By JEFF CLEMETSON
Patricia Dillard made the decision to run for La Mesa City Council after she heard that Dr. Akilah Weber was willing to vacate her seat to run for State Assembly. With Weber’s blessing and endorsement in the race, she believes she is the best candidate to replace her.
“I believe that when Dr. Weber was on City Council that she did an excellent job … and she chose me because she trusts that I will continue to do the same for La Mesans,” Dillard said. “I know that La Mesans care about having someone in office who cares about them and I’ve already demonstrated that and I’d like to continue working in that.”
Dillard — a native San Diegan and “military brat” who considers herself “rooted right here in La Mesa” after moving to the city in 1996 — cites her recent work on the Community Police Oversight Task Force as the main catalyst for her run for office.
“I’ve always volunteered my time for various things over the years while raising my children and just participating as a resident here in La Mesa,” she added.
As part of the task force, Dillard helped write the city ordinance for police oversight that was eventually approved by City Council and lead to the formation of the Community Police Oversight Board of which she currently serves on as vice chair.
“I also was asked [to run for City Council] by several community members who noticed the work I had been doing on CPOB and also last year with the Community Oversight Task Force and thought that with all my background, my business background and being so well known in the community I could be a good match.”
Dillard, a sales and marketing professional who also runs a publishing company, said one of her priorities if she is elected will be to “help businesses get back on track post-COVID-19.”
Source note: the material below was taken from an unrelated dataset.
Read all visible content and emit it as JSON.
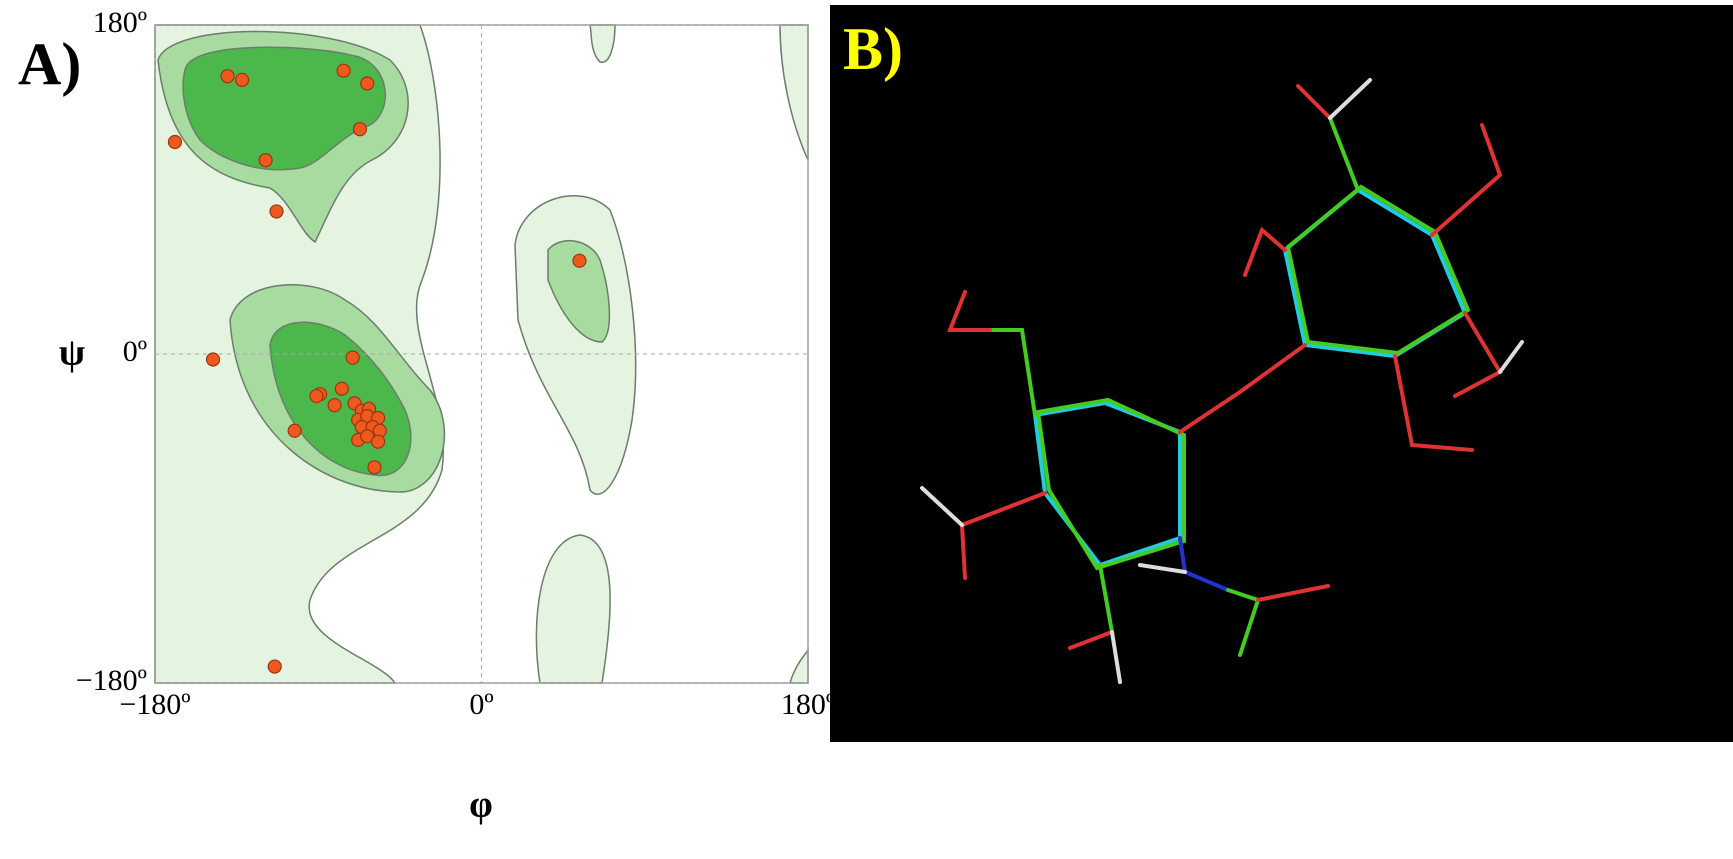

“Our businesses are determined to move forward and be creative and do the best they can and I want to be supportive of that,” she said.
Alongside helping businesses, Dillard said her two main issues are criminal justice reform and homelessness.
“They are all intertwined and they cover a lot of different issues that La Mesa is facing right now,” she said, adding that during her campaigning, she found that homelessness is the “number one concern of La Mesans.”
Another area of concern of residents is housing and the pace of building in the city and its potential affect on traffic.
“I’ve been walking, knocking and talking to a lot of La Mesans and there have been people who have brought that up,” she said. “How are we going to have the ability to experience the La Mesa that we have all grown to know and love and we also have an issue with the fact that we have a growing population?”
La Mesa, she added, is an attractive city for people because of its proximity to other cities and SDSU.
“When it comes to building, I think that it should be all within the consideration of all those factors, we can’t ignore it that we have growth,” she said. “But I do believe that building apartments on trolley lines is a good idea, especially to reduce emissions — to encourage people to own less cars or use the trolley more often that they would if they just jumped in their cars.”
Although Dillard said she recognizes that public transportation in the region is limited and “doesn’t go everywhere,” she is “behind continuing support for SANDAG in regards to environmental concerns” and is in favor of strong support for the city’s Climate Action Plan. “We have to start somewhere and building apartment complexes near trolley lines is the best way to help address our environmental issues and at the same time provide a place for people to live.”
Dillard also wants to provide the residents of La Mesa with a new library and believes that the approach to finding funding for the project needs to be changed.
“It’s not really about the money. It’s about the community seeing the true value in the library,” she said. “My approach is different in that I feel that if we create programs that are attractive for the community and that the community will want to utilize, it will create far more value and then we won’t have to worry so much about the $35 million [cost].”
Specifically, Dillard said she would highlight the programs of a modern library. “More of a futuristic type of library and not just thinking about a library that is just a place you go to check out books,” she said, adding that that approach will draw the needed funding.
When it comes to the city’s response to the COVID-19 pandemic and any mandates it might impose, Dillard said she would wait to “see what happens,” and pointed out that the city has already taken precautions with mask mandates indoors at public buildings, as well as the local business community taking its own precautions to minimize exposure to the virus.
“I think that there’s a lot of people I talk to that say, ‘We just need to get past this.’ Just want to get back to our normal lives,” she said. “It’s hard to talk about mandates. On a national level, I think that corporations and the Biden administration are really having to think of the big picture and they’re concerned that they need to protect their people. On a local level, I see the businesses doing the exact same thing.”